I have been the only male in my small office for the past few years. The last time Valentine’s Day fell on a workday, as it does this year, I received flowers from my female co-workers. I’m simply not interested in a romantic relationship with any of them. The rest of the year is fine; we all work well together and there is no awkwardness. Should I say anything?

Answer:

If your co-workers are not trying to start a romantic relationship you do not want, and you like the flowers, you might say, “Thank you.” But if you feel you need to clarify misconceptions, or are concerned about workplace sexual harassment, explain that you are not interested and that the gift of flowers on Valentine’s Day makes you uncomfortable.

Unwanted sexual attention rises to the level of illegal harassment when it is so frequent or severe that it creates a hostile work environment. State and federal law prohibit sexual harassment in the workplace, and employers have a duty to respond to employees’ complaints.

A recent appellate case illustrates what could be considered sexual harassment by a co-worker. In Equal Employment Opportunity Commission v. Prospect Airport Services, Inc. a widowed male employee alleged that a married female co-worker sexually harassed him for over six months by giving him three or four explicitly sexual notes and a revealing photograph of herself, making lewd gestures and suggestive comments on a daily basis, and sending messages through co-workers who later mocked him. The woman continued with her propositions even after the man clearly informed her and his supervisors that the interest was not mutual and the woman’s actions were unwelcome. One supervisor told the man that he “did not want to get involved in personal matters.” Another supervisor said it was a joke and that he should walk around singing, “I’m too sexy for my shirt.” The man, who had been promoted previously, was demoted and then fired; he attributed his diminished work performance to the stress caused by the harassment. The court concluded the pervasiveness of the woman’s overtures and the inadequate response by the employer established a jury question of whether the man had suffered sexual harassment.

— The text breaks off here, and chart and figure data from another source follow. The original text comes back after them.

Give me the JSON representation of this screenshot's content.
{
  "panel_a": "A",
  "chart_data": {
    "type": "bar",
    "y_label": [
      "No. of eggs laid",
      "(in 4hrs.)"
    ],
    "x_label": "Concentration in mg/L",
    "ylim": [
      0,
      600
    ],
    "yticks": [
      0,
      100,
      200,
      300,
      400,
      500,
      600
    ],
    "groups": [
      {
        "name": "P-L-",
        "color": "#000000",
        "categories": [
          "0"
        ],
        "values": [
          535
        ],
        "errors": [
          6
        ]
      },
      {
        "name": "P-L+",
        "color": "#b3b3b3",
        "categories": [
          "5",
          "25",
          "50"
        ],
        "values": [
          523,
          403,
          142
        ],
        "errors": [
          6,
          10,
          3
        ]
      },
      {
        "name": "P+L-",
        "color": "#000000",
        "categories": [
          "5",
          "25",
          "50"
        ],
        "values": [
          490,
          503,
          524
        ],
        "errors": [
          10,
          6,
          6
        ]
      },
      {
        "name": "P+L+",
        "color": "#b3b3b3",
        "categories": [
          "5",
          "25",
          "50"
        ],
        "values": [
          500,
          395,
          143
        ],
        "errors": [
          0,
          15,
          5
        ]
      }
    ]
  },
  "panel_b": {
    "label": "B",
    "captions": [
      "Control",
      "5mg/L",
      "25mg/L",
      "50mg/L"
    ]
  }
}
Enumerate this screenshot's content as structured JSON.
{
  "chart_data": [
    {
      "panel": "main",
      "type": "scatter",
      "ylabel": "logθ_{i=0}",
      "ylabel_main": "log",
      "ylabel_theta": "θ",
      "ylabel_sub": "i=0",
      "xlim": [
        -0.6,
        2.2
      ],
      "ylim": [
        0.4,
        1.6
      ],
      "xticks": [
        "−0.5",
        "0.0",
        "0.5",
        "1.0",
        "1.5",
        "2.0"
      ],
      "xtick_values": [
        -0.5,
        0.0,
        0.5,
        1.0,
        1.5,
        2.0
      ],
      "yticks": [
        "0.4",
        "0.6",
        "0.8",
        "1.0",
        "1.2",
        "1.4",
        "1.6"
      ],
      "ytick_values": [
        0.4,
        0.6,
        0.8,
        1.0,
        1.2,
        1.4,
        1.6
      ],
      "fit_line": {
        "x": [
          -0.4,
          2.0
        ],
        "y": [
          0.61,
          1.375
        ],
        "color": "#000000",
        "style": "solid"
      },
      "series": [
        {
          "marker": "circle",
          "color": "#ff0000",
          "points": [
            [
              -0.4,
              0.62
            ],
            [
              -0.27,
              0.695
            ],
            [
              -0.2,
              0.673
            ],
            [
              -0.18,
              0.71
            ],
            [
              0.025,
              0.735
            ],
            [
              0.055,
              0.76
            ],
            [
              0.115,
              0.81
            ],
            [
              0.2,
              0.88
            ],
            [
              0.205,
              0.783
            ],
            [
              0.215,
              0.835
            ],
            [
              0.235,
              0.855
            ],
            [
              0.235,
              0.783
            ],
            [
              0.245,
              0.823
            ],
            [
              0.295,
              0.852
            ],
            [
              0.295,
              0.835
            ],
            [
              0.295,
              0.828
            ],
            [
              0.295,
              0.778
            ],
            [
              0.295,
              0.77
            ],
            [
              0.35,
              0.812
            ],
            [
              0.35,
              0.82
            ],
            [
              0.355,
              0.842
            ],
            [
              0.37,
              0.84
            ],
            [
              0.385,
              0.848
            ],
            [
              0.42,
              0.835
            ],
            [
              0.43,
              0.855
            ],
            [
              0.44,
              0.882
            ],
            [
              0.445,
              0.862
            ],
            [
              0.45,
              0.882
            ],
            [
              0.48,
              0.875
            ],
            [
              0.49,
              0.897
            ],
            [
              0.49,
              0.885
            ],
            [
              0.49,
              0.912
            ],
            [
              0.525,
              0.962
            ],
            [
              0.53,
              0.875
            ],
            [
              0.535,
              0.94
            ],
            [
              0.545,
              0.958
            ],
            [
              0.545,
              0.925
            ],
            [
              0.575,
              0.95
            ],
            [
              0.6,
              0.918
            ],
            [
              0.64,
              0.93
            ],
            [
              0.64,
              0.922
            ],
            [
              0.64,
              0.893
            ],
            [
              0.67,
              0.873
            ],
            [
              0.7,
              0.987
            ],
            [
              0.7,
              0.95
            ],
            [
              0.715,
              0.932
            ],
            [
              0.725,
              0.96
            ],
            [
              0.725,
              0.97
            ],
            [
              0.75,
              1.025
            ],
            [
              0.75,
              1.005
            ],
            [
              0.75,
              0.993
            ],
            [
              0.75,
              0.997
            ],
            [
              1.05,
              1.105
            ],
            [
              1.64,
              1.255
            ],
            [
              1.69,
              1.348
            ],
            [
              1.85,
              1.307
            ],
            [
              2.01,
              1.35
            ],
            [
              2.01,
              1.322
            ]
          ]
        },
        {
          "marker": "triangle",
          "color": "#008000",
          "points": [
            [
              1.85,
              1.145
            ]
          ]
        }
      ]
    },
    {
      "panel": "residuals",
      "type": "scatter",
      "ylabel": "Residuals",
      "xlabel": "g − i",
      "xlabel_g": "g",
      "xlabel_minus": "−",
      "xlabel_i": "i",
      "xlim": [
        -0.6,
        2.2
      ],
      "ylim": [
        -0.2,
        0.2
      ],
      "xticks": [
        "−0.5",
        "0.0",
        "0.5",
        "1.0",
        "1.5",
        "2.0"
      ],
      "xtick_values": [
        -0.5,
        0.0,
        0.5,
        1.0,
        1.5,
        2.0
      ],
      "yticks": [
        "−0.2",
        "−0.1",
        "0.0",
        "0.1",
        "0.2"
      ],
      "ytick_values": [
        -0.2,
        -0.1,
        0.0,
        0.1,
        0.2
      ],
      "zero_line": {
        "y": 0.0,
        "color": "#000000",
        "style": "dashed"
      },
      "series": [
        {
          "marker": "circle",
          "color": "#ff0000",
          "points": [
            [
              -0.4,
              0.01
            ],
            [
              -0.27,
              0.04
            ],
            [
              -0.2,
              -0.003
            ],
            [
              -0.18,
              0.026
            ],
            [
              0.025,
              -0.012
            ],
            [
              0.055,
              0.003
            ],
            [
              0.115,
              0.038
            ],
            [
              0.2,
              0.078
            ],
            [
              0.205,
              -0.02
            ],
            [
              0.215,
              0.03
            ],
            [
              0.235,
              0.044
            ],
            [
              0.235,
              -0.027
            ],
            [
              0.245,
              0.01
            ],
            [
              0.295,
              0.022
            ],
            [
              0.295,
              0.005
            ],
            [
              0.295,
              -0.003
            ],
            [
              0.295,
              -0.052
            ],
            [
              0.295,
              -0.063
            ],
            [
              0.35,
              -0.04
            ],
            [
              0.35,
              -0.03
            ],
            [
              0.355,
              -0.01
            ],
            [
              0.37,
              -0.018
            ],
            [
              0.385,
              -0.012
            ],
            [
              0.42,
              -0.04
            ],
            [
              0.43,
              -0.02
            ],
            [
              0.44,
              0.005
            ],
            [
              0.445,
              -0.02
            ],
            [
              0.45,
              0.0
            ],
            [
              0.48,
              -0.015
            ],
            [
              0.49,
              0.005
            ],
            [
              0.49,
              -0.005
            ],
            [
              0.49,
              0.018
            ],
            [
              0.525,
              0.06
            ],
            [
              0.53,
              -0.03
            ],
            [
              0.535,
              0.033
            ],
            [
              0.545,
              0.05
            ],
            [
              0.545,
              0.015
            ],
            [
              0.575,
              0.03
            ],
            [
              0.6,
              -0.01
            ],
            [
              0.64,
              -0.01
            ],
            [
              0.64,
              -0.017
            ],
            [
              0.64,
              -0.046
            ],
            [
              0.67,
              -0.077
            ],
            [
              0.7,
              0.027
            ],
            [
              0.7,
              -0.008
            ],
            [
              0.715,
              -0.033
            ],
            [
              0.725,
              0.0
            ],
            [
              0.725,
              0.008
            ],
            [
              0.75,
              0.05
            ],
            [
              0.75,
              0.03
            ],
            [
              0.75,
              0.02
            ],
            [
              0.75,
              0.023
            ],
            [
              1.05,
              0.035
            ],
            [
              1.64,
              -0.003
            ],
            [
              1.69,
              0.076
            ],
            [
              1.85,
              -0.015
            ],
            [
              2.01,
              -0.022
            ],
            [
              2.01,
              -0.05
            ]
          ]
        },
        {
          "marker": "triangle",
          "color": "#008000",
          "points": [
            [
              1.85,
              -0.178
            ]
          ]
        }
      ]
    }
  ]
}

Had the woman quit pursuing him when he clearly told her no, the first note or two likely would not have constituted sexual harassment. As the court explained, “Not all propositions for romance or more are sexual harassment,” and “mere awkwardness is insufficient to establish the ‘severe or pervasive’ element.” What made the woman’s conduct especially troublesome was how it was repeated even after he told her, “I’m not interested,” and that he was “just not looking for any kind of thing like that.” The gender or attractiveness of the harasser is irrelevant for purposes of Title VII, the federal law prohibiting sexual harassment. As the court pointed out, “Title VII is not a beauty contest, and even if [the woman] looks like Marilyn Monroe, [the man] might not want to have sex with her, for all sorts of possible reasons.”

Another problem in the Prospect Airport Services case was the employer’s lack of response. The man’s immediate supervisor told him she would tell the woman to stop, but did not, and the other managers did not take his complaints seriously. An employer is liable for an employee’s sexual harassment of a co-worker if it knew, or should have known, about the harassment and failed to take prompt and effective remedial action.

The situation you describe seems, without knowing more, different than the one in the Prospect Airport Services case. The gift of flowers, a Valentine’s Day tradition, could be simply a kind gesture with no romantic intentions. Nevertheless, if it makes you feel uncomfortable, talk with your co-workers. If you still are concerned, speak with a supervisor. Clear communication in the workplace can prevent misunderstandings and other problems.